I adore Pea Soup Andersen's! Hap-pea and Pea-wee
(Do you get it?), working hard to split the peas for your soup!
That place is fantastic. The original one is near Solvang
(Buellton?) as I remember, we went to it a few times in the 60's and 70's. But the most memorable one for me was the Santa Nella location on that desolate stretch of I-5 up the Central Valley. So many family road trips on that freeway coming and going in the 70's and early 80's when my folks were still alive, during and after my little sister graduated from Stanford. We always got the "Traveler's Special" with each meal, which was about a $1 add-on to any sandwich or entree, and it included a glass of milk, coffee or tea, an ice cream shake for dessert with a ridiculous paper straw that collapsed into mush on about the third slurp
(decades before straws were a culture war issue), and an endless all-you-can-eat supply of pea soup with a little wicker basket full of different Danish crackers and butter pats. Do places even still do butter pats? That's a lost art.

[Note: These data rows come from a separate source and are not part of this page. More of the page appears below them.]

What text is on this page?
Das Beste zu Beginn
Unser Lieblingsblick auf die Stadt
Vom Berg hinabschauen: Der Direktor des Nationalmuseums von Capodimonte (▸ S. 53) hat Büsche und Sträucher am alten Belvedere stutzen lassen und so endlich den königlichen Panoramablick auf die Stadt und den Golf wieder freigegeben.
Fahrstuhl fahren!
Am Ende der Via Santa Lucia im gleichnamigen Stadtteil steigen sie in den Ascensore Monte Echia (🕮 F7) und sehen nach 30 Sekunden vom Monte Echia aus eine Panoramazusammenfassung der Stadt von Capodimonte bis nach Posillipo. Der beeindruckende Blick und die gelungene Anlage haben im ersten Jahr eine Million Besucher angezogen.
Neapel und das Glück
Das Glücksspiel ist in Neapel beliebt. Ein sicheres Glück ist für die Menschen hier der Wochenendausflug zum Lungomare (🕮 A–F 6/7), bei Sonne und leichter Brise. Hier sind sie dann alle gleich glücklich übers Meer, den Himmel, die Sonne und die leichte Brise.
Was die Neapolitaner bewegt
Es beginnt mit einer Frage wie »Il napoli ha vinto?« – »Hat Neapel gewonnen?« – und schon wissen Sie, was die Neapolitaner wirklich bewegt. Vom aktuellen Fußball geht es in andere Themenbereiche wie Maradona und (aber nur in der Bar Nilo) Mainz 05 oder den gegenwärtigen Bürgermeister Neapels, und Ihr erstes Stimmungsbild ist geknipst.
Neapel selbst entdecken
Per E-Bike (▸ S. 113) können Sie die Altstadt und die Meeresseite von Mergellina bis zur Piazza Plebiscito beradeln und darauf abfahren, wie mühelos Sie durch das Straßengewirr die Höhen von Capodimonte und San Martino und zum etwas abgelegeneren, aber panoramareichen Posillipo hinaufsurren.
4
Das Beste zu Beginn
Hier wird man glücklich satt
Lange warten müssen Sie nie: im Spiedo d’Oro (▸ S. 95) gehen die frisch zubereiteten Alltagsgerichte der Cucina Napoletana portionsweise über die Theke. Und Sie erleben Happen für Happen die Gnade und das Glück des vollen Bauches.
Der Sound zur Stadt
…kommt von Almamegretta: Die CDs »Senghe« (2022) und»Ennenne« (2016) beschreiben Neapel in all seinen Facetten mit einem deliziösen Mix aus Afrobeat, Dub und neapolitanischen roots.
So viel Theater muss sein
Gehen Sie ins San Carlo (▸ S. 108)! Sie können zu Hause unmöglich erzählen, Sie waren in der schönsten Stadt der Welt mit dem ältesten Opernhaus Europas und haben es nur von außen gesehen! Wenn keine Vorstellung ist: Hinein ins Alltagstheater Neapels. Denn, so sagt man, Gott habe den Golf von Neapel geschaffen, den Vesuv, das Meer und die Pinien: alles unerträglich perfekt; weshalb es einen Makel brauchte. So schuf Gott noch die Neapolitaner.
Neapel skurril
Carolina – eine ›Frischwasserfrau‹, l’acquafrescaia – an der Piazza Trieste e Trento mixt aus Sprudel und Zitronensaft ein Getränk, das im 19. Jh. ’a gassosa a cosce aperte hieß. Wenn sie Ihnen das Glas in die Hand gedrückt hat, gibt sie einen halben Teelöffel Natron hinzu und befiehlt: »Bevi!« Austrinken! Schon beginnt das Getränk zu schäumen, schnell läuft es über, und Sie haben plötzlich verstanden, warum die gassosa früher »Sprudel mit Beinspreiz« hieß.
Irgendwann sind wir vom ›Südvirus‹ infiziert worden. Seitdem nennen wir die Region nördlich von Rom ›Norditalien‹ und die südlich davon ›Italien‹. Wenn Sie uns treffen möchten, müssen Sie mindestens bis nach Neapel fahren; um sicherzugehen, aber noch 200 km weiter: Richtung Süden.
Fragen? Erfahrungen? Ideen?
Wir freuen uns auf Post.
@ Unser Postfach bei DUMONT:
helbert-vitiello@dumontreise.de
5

My father, a proud Swede, would invariably mention to us after a visit to Pea Soup Andersen's as he was merging his giant Lincoln back onto the freeway that lunch was great and the Danes were good people, but they were
ever so slightly inferior to the Swedes for.... a bizarre and endless array of reasons that could involve anything from modern furniture design to cheese making to the effective management of SAS airlines. While my mother smiled patiently in the front passenger seat until she could interrupt him with the bold announcement
"Look, cows!".
There was also a Pea Soup Andersen's I used to go to in Carlsbad right off I-5 at the flower fields when I was coming/going to the family beach house in La Jolla, but it closed in the early 00's and became a TGIFriday's of all things. Except TGIFriday's was too cheap to retheme it, so it still has this giant Danish windmill towering above it for no good reason that must be very confusing for younger yet thematically aware freeway drivers.
But the absolutely
MANDATORY event for us with any stop at Pea Soup Andersen's was the family photo in the plywood cutout in the parking lot of Hap-Pea and Pea-Wee
(Seriously, do you get it? Tell me you get it.) splitting the peas for the soup. Honestly, if you didn't get that photo, you can't really say you have been to Pea Soup Andersen's.
Driving alone and just had the Traveler's Special for lunch? Ask a stranger to take your photo, they won't mind!